Making your own server

RogerS49 · April 22, 2017, 7:08pm

@Christina Hi I am not sure as I brought a ready assembled brand new workstation direct from HP. A base specification defined from this with all these options

http://www8.hp.com/h20195/v2/GetDocument.aspx?docname=c04400040

The workstation did not have a graphics card so I did not waste money on one I did not need then added a 1080TI and a GT610 purely for graphics.

I only had a single cpu E5 2620 v4, has 8 cores/16 threads but you can add another later. It came with only 16GB of ram but can be extended to 128GB per cpu, max 256GB, can only use ddr4 registered dimms. Has PCI 3. Is future proofed.

The second cpu is a module that includes a further 4 memory slots, I am not sure if thats available with older cpu’s.
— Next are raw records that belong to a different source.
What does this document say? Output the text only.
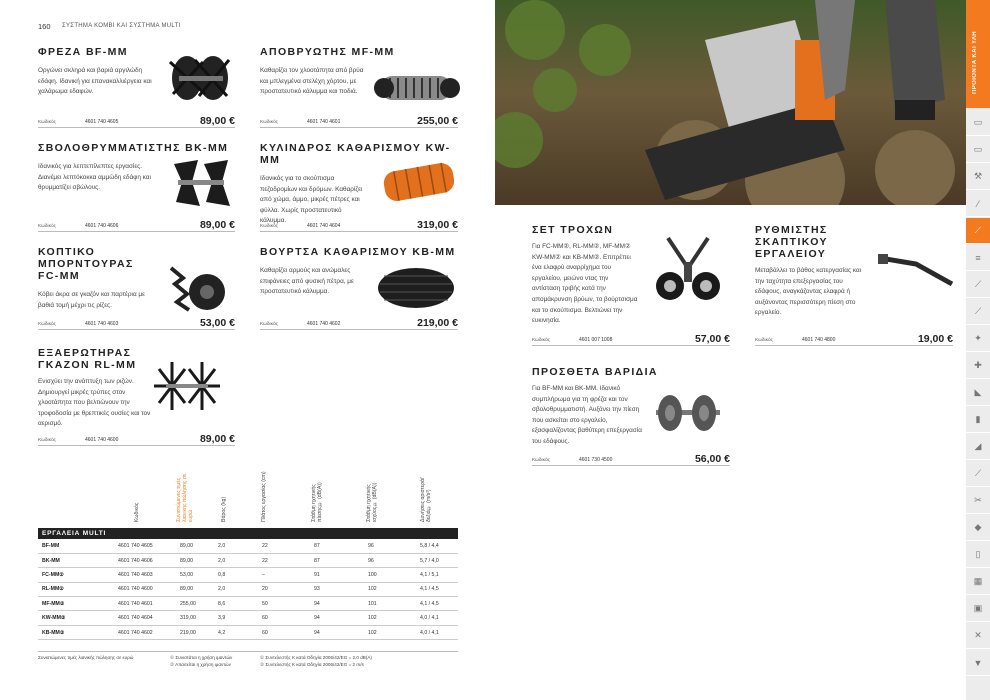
160 ΣΥΣΤΗΜΑ ΚΟΜΒΙ ΚΑΙ ΣΥΣΤΗΜΑ MULTI
ΦΡΕΖΑ BF-MM
Οργώνει σκληρά και βαριά αργιλώδη εδάφη. Ιδανική για επανακαλλιέργεια και χαλάρωμα εδαφών.
Κωδικός	4601 740 4605	89,00 €
ΣΒΟΛΟΘΡΥΜΜΑΤΙΣΤΗΣ BK-MM
Ιδανικός για λεπτεπίλεπτες εργασίες. Διανέμει λεπτόκοκκα αμμώδη εδάφη και θρυμματίζει σβώλους.
Κωδικός	4601 740 4606	89,00 €
ΚΟΠΤΙΚΟ ΜΠΟΡΝΤΟΥΡΑΣ FC-MM
Κόβει άκρα σε γκαζόν και παρτέρια με βαθιά τομή μέχρι τις ρίζες.
Κωδικός	4601 740 4603	53,00 €
ΕΞΑΕΡΩΤΗΡΑΣ ΓΚΑΖΟΝ RL-MM
Ενισχύει την ανάπτυξη των ριζών. Δημιουργεί μικρές τρύπες στον χλοοτάπητα που βελτιώνουν την τροφοδοσία με θρεπτικές ουσίες και τον αερισμό.
Κωδικός	4601 740 4600	89,00 €
ΑΠΟΒΡΥΩΤΗΣ MF-MM
Καθαρίζει τον χλοοτάπητα από βρύα και μπλεγμένα στελέχη χόρτου, με προστατευτικό κάλυμμα και ποδιά.
Κωδικός	4601 740 4601	255,00 €
ΚΥΛΙΝΔΡΟΣ ΚΑΘΑΡΙΣΜΟΥ KW-MM
Ιδανικός για το σκούπισμα πεζοδρομίων και δρόμων. Καθαρίζει από χώμα, άμμο, μικρές πέτρες και φύλλα. Χωρίς προστατευτικό κάλυμμα.
Κωδικός	4601 740 4604	319,00 €
ΒΟΥΡΤΣΑ ΚΑΘΑΡΙΣΜΟΥ KB-MM
Καθαρίζει αρμούς και ανώμαλες επιφάνειες από φυσική πέτρα, με προστατευτικό κάλυμμα.
Κωδικός	4601 740 4602	219,00 €
ΣΕΤ ΤΡΟΧΩΝ
Για FC-MM②, RL-MM②, MF-MM② KW-MM② και KB-MM②. Επιτρέπει ένα ελαφρύ αναρρίχημα του εργαλείου, μειώνο ντας την αντίσταση τριβής κατά την απομάκρυνση βρύων, το βούρτσισμα και το σκούπισμα. Βελτιώνει την ευκινησία.
Κωδικός	4601 007 1008	57,00 €
ΡΥΘΜΙΣΤΗΣ ΣΚΑΠΤΙΚΟΥ ΕΡΓΑΛΕΙΟΥ
Μεταβάλλει το βάθος κατεργασίας και την ταχύτητα επεξεργασίας του εδάφους, αναγκάζοντας ελαφρά ή αυξάνοντας περισσότερη πίεση στο εργαλείο.
Κωδικός	4601 740 4800	19,00 €
ΠΡΟΣΘΕΤΑ ΒΑΡΙΔΙΑ
Για BF-MM και BK-MM. Ιδανικό συμπλήρωμα για τη φρέζα και τον σβολοθρυμματιστή. Αυξάνει την πίεση που ασκείται στο εργαλείο, εξασφαλίζοντας βαθύτερη επεξεργασία του εδάφους.
Κωδικός	4601 730 4500	56,00 €
Κωδικός	Συνιστώμενες τιμές λιανικής πώλησης σε ευρώ	Βάρος (kg)	Πλάτος εργασίας (cm)	Στάθμη ηχητικής πίεσης① (dB(A))	Στάθμη ηχητικής ισχύος① (dB(A))	Δονήσεις αριστερά/δεξιά① (m/s²)
ΕΡΓΑΛΕΙΑ MULTI							
BF-MM	4601 740 4605	89,00	2,0	22	87	96	5,8 / 4,4
BK-MM	4601 740 4606	89,00	2,0	22	87	96	5,7 / 4,0
FC-MM②	4601 740 4603	53,00	0,8	–	91	100	4,1 / 5,1
RL-MM②	4601 740 4600	89,00	2,0	20	93	102	4,1 / 4,5
MF-MM②	4601 740 4601	255,00	8,6	50	94	101	4,1 / 4,5
KW-MM②	4601 740 4604	319,00	3,9	60	94	102	4,0 / 4,1
KB-MM②	4601 740 4602	219,00	4,2	60	94	102	4,0 / 4,1
Συνιστώμενες τιμές λιανικής πώλησης σε ευρώ	① Συνιστάται η χρήση ιμαντών
② Απαιτείται η χρήση ιμαντών
① Συντελεστής K κατά Οδηγία 2006/42/EG = 2,0 dB(A)
② Συντελεστής K κατά Οδηγία 2006/42/EG = 2 m/s
ΠΡΟΙΟΝΤΑ ΚΑΙ ΥΛΗ
▭
▭
⚒
⁄
⟋
≡
⟋
⟋
✦
✚
◣
▮
◢
⟋
✂
◆
▯
▦
▣
✕
▼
But I am not an expert.

Make sure you find out which version the cpu is ; the E5 2620 v3 is 4 cores /8 threads and supports ddr3 . You can always google “E5 2670” to get the

http://ark.intel.com/products/75275/Intel-Xeon-Processor-E5-2670-v2-25M-Cache-2_50-GHz

I know in the UK there lots of flavours of used Z600 and Z800 workstations on eBay, which I guess have come to the end of there commercial live. I looked at these and thought in the long run getting new would save me being again next year plus I now have a 3year warranty.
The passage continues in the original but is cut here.